In fact, Vernon and his engineer Chris Messina invented a new instrument just for this record: The Messina. Better journalists than me have detailed the creation of this instrument, so I’ll just link them here along with this quote from its creator:
“Normally, you record something first and then add harmonies later. But Justin wanted to not only harmonize in real time, but also be able to do it with another person and another instrument. The result is one thing sounding like a lot of things. It creates this huge, choral sound.”
For the purposes of this article, the invention of the Messina was a major step in Vernon’s career. The Messina allowed not only for the creation of 22, A Million, but some of Vernon’s most beautiful songs. The instrument’s effect is felt all over the album, but one song in particular stands out as 22, A Million’s most breathtaking creation. A song that takes the stripped-back dichotomy of “Woods” one step further. A song that Vernon’s entire career feels like it was leading up to: “715 - CRΣΣKS.”
Lost in the Reeds
While “22 (OVER S∞∞N)” and “10 d E A T h b R E a s T ⚄ ⚄” are great songs on their own, they also had to serve double-duty and act as a primer to what 22, A Million stood for. Once those two tracks are out of the way, the record throws listeners into the proverbial deep end with “CRΣΣKS” which, Messina aside, is done entirely acapella.

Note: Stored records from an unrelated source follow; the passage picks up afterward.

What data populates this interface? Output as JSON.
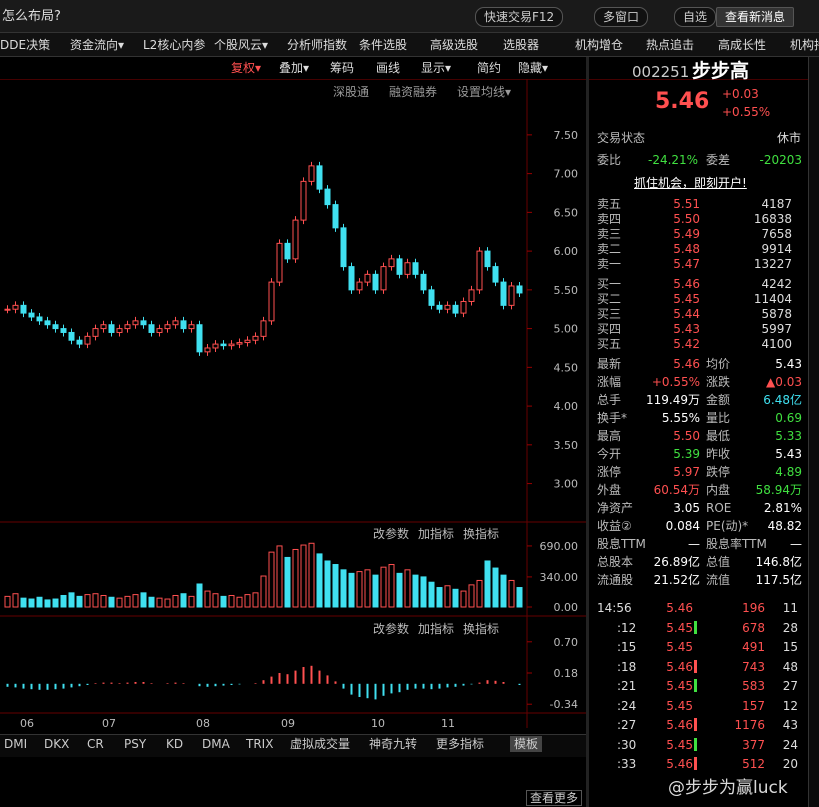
{
  "top_bar": {
    "title": "怎么布局?",
    "buttons": [
      "快速交易F12",
      "多窗口",
      "自选",
      "查看新消息"
    ]
  },
  "menu": [
    "DDE决策",
    "资金流向▾",
    "L2核心内参",
    "个股风云▾",
    "分析师指数",
    "条件选股",
    "高级选股",
    "选股器",
    "机构增仓",
    "热点追击",
    "高成长性",
    "机构持"
  ],
  "toolbar": [
    "复权▾",
    "叠加▾",
    "筹码",
    "画线",
    "显示▾",
    "简约",
    "隐藏▾"
  ],
  "price_panel": {
    "links": [
      "深股通",
      "融资融券",
      "设置均线▾"
    ],
    "ylim": [
      2.53,
      7.95
    ],
    "yticks": [
      {
        "value": 7.5,
        "label": "7.50"
      },
      {
        "value": 7,
        "label": "7.00"
      },
      {
        "value": 6.5,
        "label": "6.50"
      },
      {
        "value": 6,
        "label": "6.00"
      },
      {
        "value": 5.5,
        "label": "5.50"
      },
      {
        "value": 5,
        "label": "5.00"
      },
      {
        "value": 4.5,
        "label": "4.50"
      },
      {
        "value": 4,
        "label": "4.00"
      },
      {
        "value": 3.5,
        "label": "3.50"
      },
      {
        "value": 3,
        "label": "3.00"
      }
    ],
    "closes": [
      5.25,
      5.3,
      5.2,
      5.15,
      5.1,
      5.05,
      5.0,
      4.95,
      4.85,
      4.8,
      4.9,
      5.0,
      5.05,
      4.95,
      5.0,
      5.05,
      5.1,
      5.05,
      4.95,
      5.0,
      5.05,
      5.1,
      5.0,
      5.05,
      4.7,
      4.75,
      4.8,
      4.78,
      4.8,
      4.82,
      4.85,
      4.9,
      5.1,
      5.6,
      6.1,
      5.9,
      6.4,
      6.9,
      7.1,
      6.8,
      6.6,
      6.3,
      5.8,
      5.5,
      5.6,
      5.7,
      5.5,
      5.8,
      5.9,
      5.7,
      5.85,
      5.7,
      5.5,
      5.3,
      5.25,
      5.3,
      5.2,
      5.35,
      5.5,
      6.0,
      5.8,
      5.6,
      5.3,
      5.55,
      5.46
    ],
    "up_color": "#ff5050",
    "down_color": "#40e0f0"
  },
  "volume_panel": {
    "controls": [
      "改参数",
      "加指标",
      "换指标"
    ],
    "ylim": [
      0,
      870
    ],
    "yticks": [
      {
        "value": 690,
        "label": "690.00"
      },
      {
        "value": 340,
        "label": "340.00"
      },
      {
        "value": 0,
        "label": "0.00"
      }
    ],
    "values": [
      120,
      150,
      100,
      90,
      110,
      80,
      90,
      130,
      160,
      120,
      140,
      150,
      130,
      110,
      100,
      120,
      140,
      160,
      110,
      100,
      90,
      130,
      150,
      120,
      260,
      180,
      150,
      120,
      130,
      110,
      140,
      160,
      350,
      620,
      690,
      560,
      650,
      700,
      720,
      600,
      520,
      480,
      420,
      380,
      400,
      420,
      360,
      450,
      480,
      380,
      420,
      360,
      340,
      280,
      220,
      240,
      200,
      180,
      250,
      300,
      520,
      440,
      360,
      300,
      220
    ]
  },
  "macd_panel": {
    "controls": [
      "改参数",
      "加指标",
      "换指标"
    ],
    "ylim": [
      -0.47,
      1.03
    ],
    "yticks": [
      {
        "value": 0.7,
        "label": "0.70"
      },
      {
        "value": 0.18,
        "label": "0.18"
      },
      {
        "value": -0.34,
        "label": "-0.34"
      }
    ],
    "values": [
      -0.05,
      -0.06,
      -0.08,
      -0.09,
      -0.1,
      -0.1,
      -0.09,
      -0.08,
      -0.06,
      -0.04,
      -0.02,
      0.01,
      0.02,
      0.02,
      0.01,
      0.02,
      0.03,
      0.03,
      0.01,
      0.0,
      0.01,
      0.02,
      0.01,
      0.0,
      -0.04,
      -0.05,
      -0.04,
      -0.03,
      -0.02,
      -0.01,
      0.0,
      0.01,
      0.06,
      0.12,
      0.18,
      0.16,
      0.22,
      0.28,
      0.3,
      0.22,
      0.14,
      0.04,
      -0.08,
      -0.18,
      -0.22,
      -0.24,
      -0.26,
      -0.2,
      -0.16,
      -0.14,
      -0.1,
      -0.08,
      -0.08,
      -0.09,
      -0.08,
      -0.06,
      -0.05,
      -0.03,
      -0.01,
      0.02,
      0.06,
      0.05,
      0.03,
      0.0,
      -0.02
    ]
  },
  "x_axis": [
    "06",
    "07",
    "08",
    "09",
    "10",
    "11"
  ],
  "indicator_tabs": [
    "DMI",
    "DKX",
    "CR",
    "PSY",
    "KD",
    "DMA",
    "TRIX",
    "虚拟成交量",
    "神奇九转",
    "更多指标",
    "模板"
  ],
  "more_button": "查看更多",
  "watermark": "@步步为赢luck",
  "quote": {
    "code": "002251",
    "name": "步步高",
    "price": "5.46",
    "change": "+0.03",
    "change_pct": "+0.55%",
    "status_label": "交易状态",
    "status": "休市",
    "ratio_label": "委比",
    "ratio": "-24.21%",
    "diff_label": "委差",
    "diff": "-20203",
    "promo": "抓住机会，即刻开户!",
    "asks": [
      [
        "卖五",
        "5.51",
        "4187"
      ],
      [
        "卖四",
        "5.50",
        "16838"
      ],
      [
        "卖三",
        "5.49",
        "7658"
      ],
      [
        "卖二",
        "5.48",
        "9914"
      ],
      [
        "卖一",
        "5.47",
        "13227"
      ]
    ],
    "bids": [
      [
        "买一",
        "5.46",
        "4242"
      ],
      [
        "买二",
        "5.45",
        "11404"
      ],
      [
        "买三",
        "5.44",
        "5878"
      ],
      [
        "买四",
        "5.43",
        "5997"
      ],
      [
        "买五",
        "5.42",
        "4100"
      ]
    ],
    "stats": [
      [
        {
          "label": "最新",
          "value": "5.46",
          "color": "#ff5050"
        },
        {
          "label": "均价",
          "value": "5.43",
          "color": "#ffffff"
        }
      ],
      [
        {
          "label": "涨幅",
          "value": "+0.55%",
          "color": "#ff5050"
        },
        {
          "label": "涨跌",
          "value": "▲0.03",
          "color": "#ff5050"
        }
      ],
      [
        {
          "label": "总手",
          "value": "119.49万",
          "color": "#ffffff"
        },
        {
          "label": "金额",
          "value": "6.48亿",
          "color": "#40e0f0"
        }
      ],
      [
        {
          "label": "换手*",
          "value": "5.55%",
          "color": "#ffffff"
        },
        {
          "label": "量比",
          "value": "0.69",
          "color": "#40e040"
        }
      ],
      [
        {
          "label": "最高",
          "value": "5.50",
          "color": "#ff5050"
        },
        {
          "label": "最低",
          "value": "5.33",
          "color": "#40e040"
        }
      ],
      [
        {
          "label": "今开",
          "value": "5.39",
          "color": "#40e040"
        },
        {
          "label": "昨收",
          "value": "5.43",
          "color": "#ffffff"
        }
      ],
      [
        {
          "label": "涨停",
          "value": "5.97",
          "color": "#ff5050"
        },
        {
          "label": "跌停",
          "value": "4.89",
          "color": "#40e040"
        }
      ],
      [
        {
          "label": "外盘",
          "value": "60.54万",
          "color": "#ff5050"
        },
        {
          "label": "内盘",
          "value": "58.94万",
          "color": "#40e040"
        }
      ],
      [
        {
          "label": "净资产",
          "value": "3.05",
          "color": "#ffffff"
        },
        {
          "label": "ROE",
          "value": "2.81%",
          "color": "#ffffff"
        }
      ],
      [
        {
          "label": "收益②",
          "value": "0.084",
          "color": "#ffffff"
        },
        {
          "label": "PE(动)*",
          "value": "48.82",
          "color": "#ffffff"
        }
      ],
      [
        {
          "label": "股息TTM",
          "value": "—",
          "color": "#ffffff"
        },
        {
          "label": "股息率TTM",
          "value": "—",
          "color": "#ffffff"
        }
      ],
      [
        {
          "label": "总股本",
          "value": "26.89亿",
          "color": "#ffffff"
        },
        {
          "label": "总值",
          "value": "146.8亿",
          "color": "#ffffff"
        }
      ],
      [
        {
          "label": "流通股",
          "value": "21.52亿",
          "color": "#ffffff"
        },
        {
          "label": "流值",
          "value": "117.5亿",
          "color": "#ffffff"
        }
      ]
    ],
    "ticks": [
      {
        "time": "14:56",
        "price": "5.46",
        "dir": null,
        "volume": "196",
        "count": "11"
      },
      {
        "time": ":12",
        "price": "5.45",
        "dir": "down",
        "volume": "678",
        "count": "28"
      },
      {
        "time": ":15",
        "price": "5.45",
        "dir": null,
        "volume": "491",
        "count": "15"
      },
      {
        "time": ":18",
        "price": "5.46",
        "dir": "up",
        "volume": "743",
        "count": "48"
      },
      {
        "time": ":21",
        "price": "5.45",
        "dir": "down",
        "volume": "583",
        "count": "27"
      },
      {
        "time": ":24",
        "price": "5.45",
        "dir": null,
        "volume": "157",
        "count": "12"
      },
      {
        "time": ":27",
        "price": "5.46",
        "dir": "up",
        "volume": "1176",
        "count": "43"
      },
      {
        "time": ":30",
        "price": "5.45",
        "dir": "down",
        "volume": "377",
        "count": "24"
      },
      {
        "time": ":33",
        "price": "5.46",
        "dir": "up",
        "volume": "512",
        "count": "20"
      }
    ]
  }
}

As most Bon Iver songs do, “Creeks” opens pointedly.
Down along the creek
I remember something
These lines are sung straightforwardly, but set the scene for the song and introduce the recurring phrase “I remember something.” With each following line more and more of the Messenia leaks into the vocals until the third verse where Vernon reaches a near-yell as the song explodes with passion.
Toiling with your blood
I remember something
In B, un—rationed kissing on a night second to last
Finding both your hands as second sun came past the glass
And oh, I know it felt right and I had you in my grasp
Put simply, “715 - CRΣΣKS” is sublime. The song is a beautiful and one-of-a-kind creation that represents millions of branching paths all converging to create something practically too beautiful for this world. If Vernon hadn’t shown the propensity for electronics, his path wouldn’t have led to this song. If the Messina hadn’t been invented, this song wouldn’t have been possible. If Vernon hadn’t stowed himself away in that cabin over a decade ago, these feelings would not have been realized.

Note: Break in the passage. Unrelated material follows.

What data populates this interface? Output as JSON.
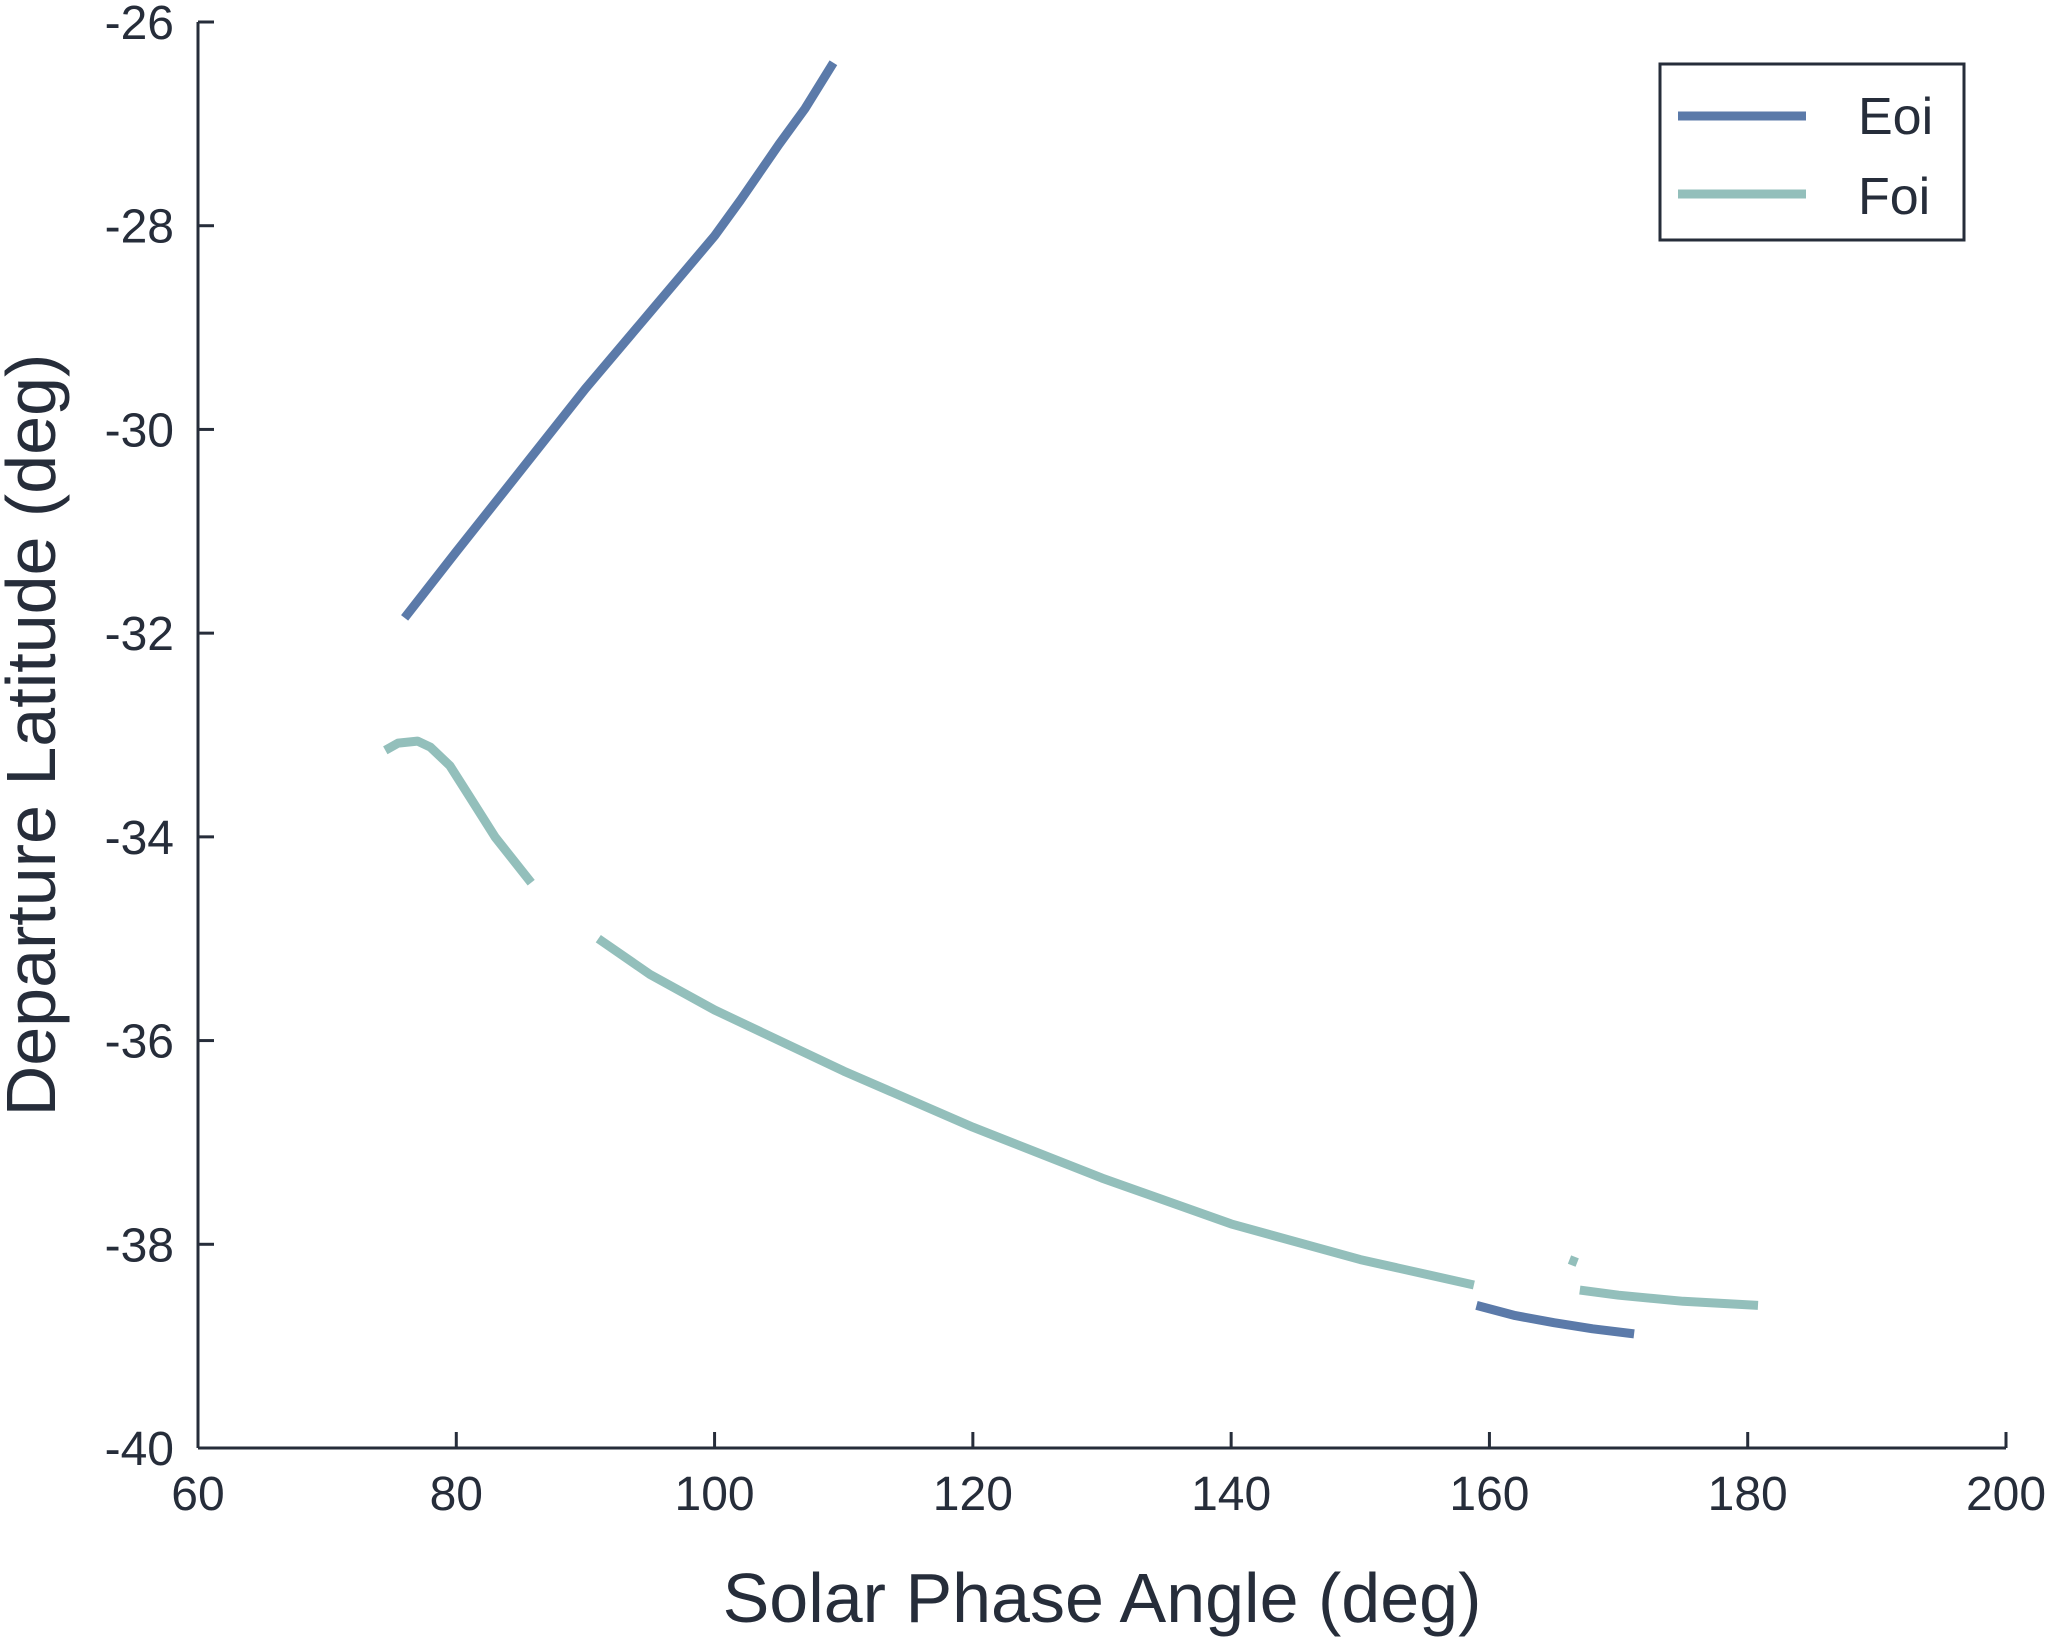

“CRΣΣKS” is the ultimate marriage of humanity and technology. The entire time you’re witnessing Vernon’s emotion breaking through with each word and waiting to see what comes next. He leads the listener with each line, forcing them to lean in closer and closer until he violently breaks through the cold, indifferent wall of technology. It’s explosive, fragile, and heartbreaking. It’s a song that never fails to make me feel, and there’s something to be said for that.

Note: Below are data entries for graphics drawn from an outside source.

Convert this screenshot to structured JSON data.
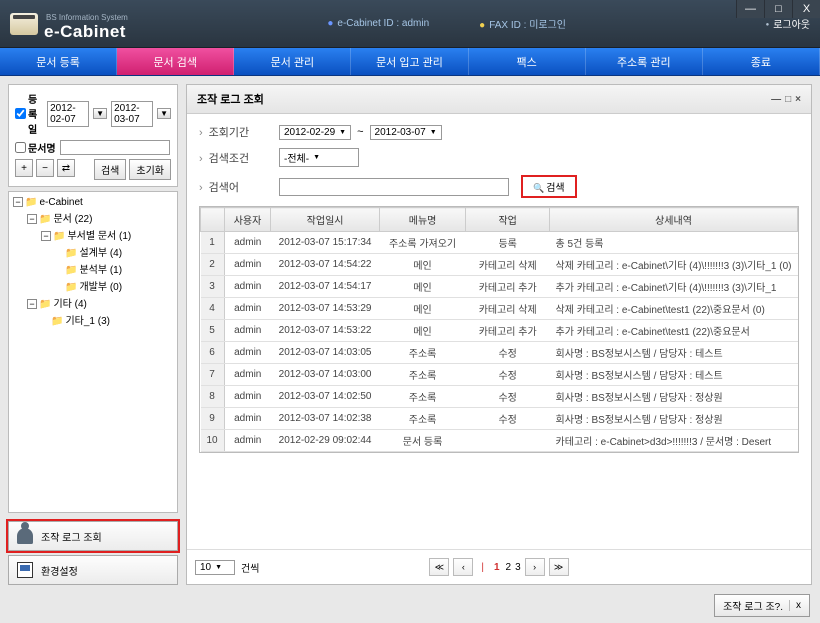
{
  "app": {
    "subtitle": "BS Information System",
    "name": "e-Cabinet",
    "cabinet_id_label": "e-Cabinet ID :",
    "cabinet_id_value": "admin",
    "fax_id_label": "FAX ID :",
    "fax_id_value": "미로그인",
    "logout": "로그아웃"
  },
  "win_controls": {
    "min": "—",
    "max": "□",
    "close": "X"
  },
  "nav": {
    "items": [
      "문서 등록",
      "문서 검색",
      "문서 관리",
      "문서 입고 관리",
      "팩스",
      "주소록 관리",
      "종료"
    ],
    "active_index": 1
  },
  "filter": {
    "reg_label": "등록일",
    "date_from": "2012-02-07",
    "date_to": "2012-03-07",
    "doc_label": "문서명",
    "search_btn": "검색",
    "reset_btn": "초기화",
    "plus": "+",
    "minus": "−",
    "swap": "⇄"
  },
  "tree": {
    "root": "e-Cabinet",
    "n1": "문서 (22)",
    "n1_1": "부서별 문서 (1)",
    "n1_1_1": "설계부 (4)",
    "n1_1_2": "분석부 (1)",
    "n1_1_3": "개발부 (0)",
    "n2": "기타 (4)",
    "n2_1": "기타_1 (3)"
  },
  "side_buttons": {
    "log_view": "조작 로그 조회",
    "settings": "환경설정"
  },
  "panel": {
    "title": "조작 로그 조회",
    "period_label": "조회기간",
    "date_from": "2012-02-29",
    "tilde": "~",
    "date_to": "2012-03-07",
    "cond_label": "검색조건",
    "cond_value": "-전체-",
    "term_label": "검색어",
    "search_btn": "검색",
    "columns": [
      "",
      "사용자",
      "작업일시",
      "메뉴명",
      "작업",
      "상세내역"
    ],
    "rows": [
      {
        "i": "1",
        "user": "admin",
        "ts": "2012-03-07 15:17:34",
        "menu": "주소록 가져오기",
        "op": "등록",
        "detail": "총 5건 등록"
      },
      {
        "i": "2",
        "user": "admin",
        "ts": "2012-03-07 14:54:22",
        "menu": "메인",
        "op": "카테고리 삭제",
        "detail": "삭제 카테고리 : e-Cabinet\\기타 (4)\\!!!!!!!3 (3)\\기타_1 (0)"
      },
      {
        "i": "3",
        "user": "admin",
        "ts": "2012-03-07 14:54:17",
        "menu": "메인",
        "op": "카테고리 추가",
        "detail": "추가 카테고리 : e-Cabinet\\기타 (4)\\!!!!!!!3 (3)\\기타_1"
      },
      {
        "i": "4",
        "user": "admin",
        "ts": "2012-03-07 14:53:29",
        "menu": "메인",
        "op": "카테고리 삭제",
        "detail": "삭제 카테고리 : e-Cabinet\\test1 (22)\\중요문서 (0)"
      },
      {
        "i": "5",
        "user": "admin",
        "ts": "2012-03-07 14:53:22",
        "menu": "메인",
        "op": "카테고리 추가",
        "detail": "추가 카테고리 : e-Cabinet\\test1 (22)\\중요문서"
      },
      {
        "i": "6",
        "user": "admin",
        "ts": "2012-03-07 14:03:05",
        "menu": "주소록",
        "op": "수정",
        "detail": "회사명 : BS정보시스템 / 담당자 : 테스트"
      },
      {
        "i": "7",
        "user": "admin",
        "ts": "2012-03-07 14:03:00",
        "menu": "주소록",
        "op": "수정",
        "detail": "회사명 : BS정보시스템 / 담당자 : 테스트"
      },
      {
        "i": "8",
        "user": "admin",
        "ts": "2012-03-07 14:02:50",
        "menu": "주소록",
        "op": "수정",
        "detail": "회사명 : BS정보시스템 / 담당자 : 정상원"
      },
      {
        "i": "9",
        "user": "admin",
        "ts": "2012-03-07 14:02:38",
        "menu": "주소록",
        "op": "수정",
        "detail": "회사명 : BS정보시스템 / 담당자 : 정상원"
      },
      {
        "i": "10",
        "user": "admin",
        "ts": "2012-02-29 09:02:44",
        "menu": "문서 등록",
        "op": "",
        "detail": "카테고리 : e-Cabinet>d3d>!!!!!!!3 / 문서명 : Desert"
      }
    ],
    "page_size": "10",
    "page_size_label": "건씩",
    "pager": {
      "first": "≪",
      "prev": "‹",
      "sep": "|",
      "cur": "1",
      "p2": "2",
      "p3": "3",
      "next": "›",
      "last": "≫"
    }
  },
  "status": {
    "text": "조작 로그 조?.",
    "close": "x"
  }
}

Vernon’s journey from folk hero to electronic mastermind was a long and winding multi-year-long process. It’s a journey that continues to this day as he tours, performs the songs live, and even on side projects like Big Red Machine where Vernon and The National’s Aaron Dessner both encourage each other along their respective increasingly-electronic journeys.
The saga of Bon Iver has been a thrilling story to watch over the past decade. From the first wintery guitar strums of Emma to the final piano notes of 22, A Million, Vernon has weaved a multi-part epic on heartache and the human condition. Each song peeled back another layer, revealing the human behind the music, and that unfolding has been a fascinating, touching, and rewarding thing to witness.
While I hope we have many more years of music from Vernon, 22, A Million is undeniably an incredible third-act in the discography of Bon Iver. It’s more than folk music. It’s more than indie music. It’s more than electronic music, art pop, or any other label you can place on it. 22, A Million is human music.